# QuantConnect PDF MCP Server
An advanced Model Context Protocol (MCP) server that provides intelligent search and retrieval capabilities for QuantConnect PDF documentation. This server converts PDFs to searchable markdown format and provides fast, context-aware search using TF-IDF scoring and proximity matching.
## Features
- **Intelligent PDF Processing**: Automatically converts PDFs to structured markdown with proper formatting
- **Fast Search Index**: Uses inverted index with TF-IDF scoring for relevant results
- **Context-Aware Results**: Returns relevant excerpts with highlighted matches
- **Caching System**: Avoids reprocessing unchanged PDFs for better performance
- **Proximity Matching**: Boosts results where query terms appear close together
- **Three MCP Tools**: Search, list documents, and retrieve full content
## Project Structure
```
QuantConnectServer/
├── server.py # Main MCP server with enhanced search
├── convert_pdfs.py # Standalone PDF conversion utility
├── requirements.txt # Python dependencies
├── README.md # This documentation
├── env/ # Python virtual environment
└── quantconnect-docs/ # PDF documents and converted markdown
├── Quantconnect-Local-Platform-Python-2.pdf
├── Quantconnect-Writing-Algorithms-Python-2.pdf
└── markdown/ # Auto-generated markdown files
├── .pdf_cache.json # Processing cache
├── .search_index.pkl # Search index cache
└── *.md files # Converted documents
```
## Installation
### Prerequisites
- Python 3.8 or higher
- pip package manager
### Step 1: Install Dependencies
Install required packages:
```bash
pip install -r requirements.txt
```
The `requirements.txt` includes:
- `mcp` - Model Context Protocol library
- `PyPDF2` - PDF text extraction
- `asyncio` - Asynchronous processing
### Step 2: Prepare Your Environment
Create a virtual environment (recommended):
```bash
python -m venv env
source env/bin/activate # On Windows: env\Scripts\activate
pip install -r requirements.txt
```
## Configuration
### Claude Desktop Setup
Find your Claude Desktop configuration file:
- **macOS**: `~/Library/Application Support/Claude/claude_desktop_config.json`
- **Windows**: `%APPDATA%\Claude\claude_desktop_config.json`
- **Linux**: `~/.config/claude/claude_desktop_config.json`
Add this configuration (adjust paths to match your system):
```json
{
"mcpServers": {
"quantconnect-pdf-server": {
"command": "/path/to/your/project/env/bin/python3",
"args": ["/path/to/your/project/server.py"],
"env": {
"QUANTCONNECT_PDF_FOLDER": "/path/to/your/project/quantconnect-docs",
"QUANTCONNECT_MARKDOWN_FOLDER": "/path/to/your/project/quantconnect-docs/markdown"
}
}
}
}
```
### Environment Variables
- `QUANTCONNECT_PDF_FOLDER`: Directory containing your PDF files (required)
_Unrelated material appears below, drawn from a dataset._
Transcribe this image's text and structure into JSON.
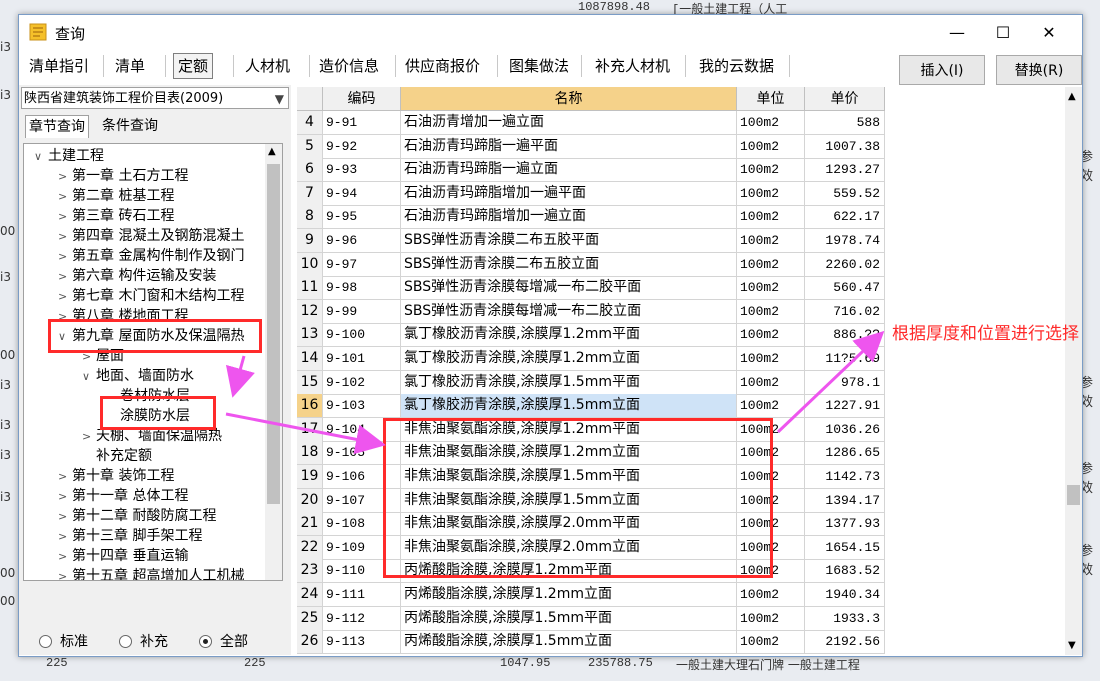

- `QUANTCONNECT_MARKDOWN_FOLDER`: Directory for converted markdown files (optional, defaults to `PDF_FOLDER/markdown`)
## Usage
### Starting the Server
1. **Standalone testing**:
```bash
export QUANTCONNECT_PDF_FOLDER="/path/to/your/pdfs"
python server.py
```
2. **With Claude Desktop**: Restart Claude Desktop after configuration to load the MCP server
3. **Manual PDF conversion** (optional):
```bash
python convert_pdfs.py [pdf_folder] [markdown_folder]
```
### Testing the Integration
Test in Claude by asking:
- "Can you list the available QuantConnect documents?"
- "Search for information about backtesting in the QuantConnect docs"
- "What does the QuantConnect documentation say about indicators?"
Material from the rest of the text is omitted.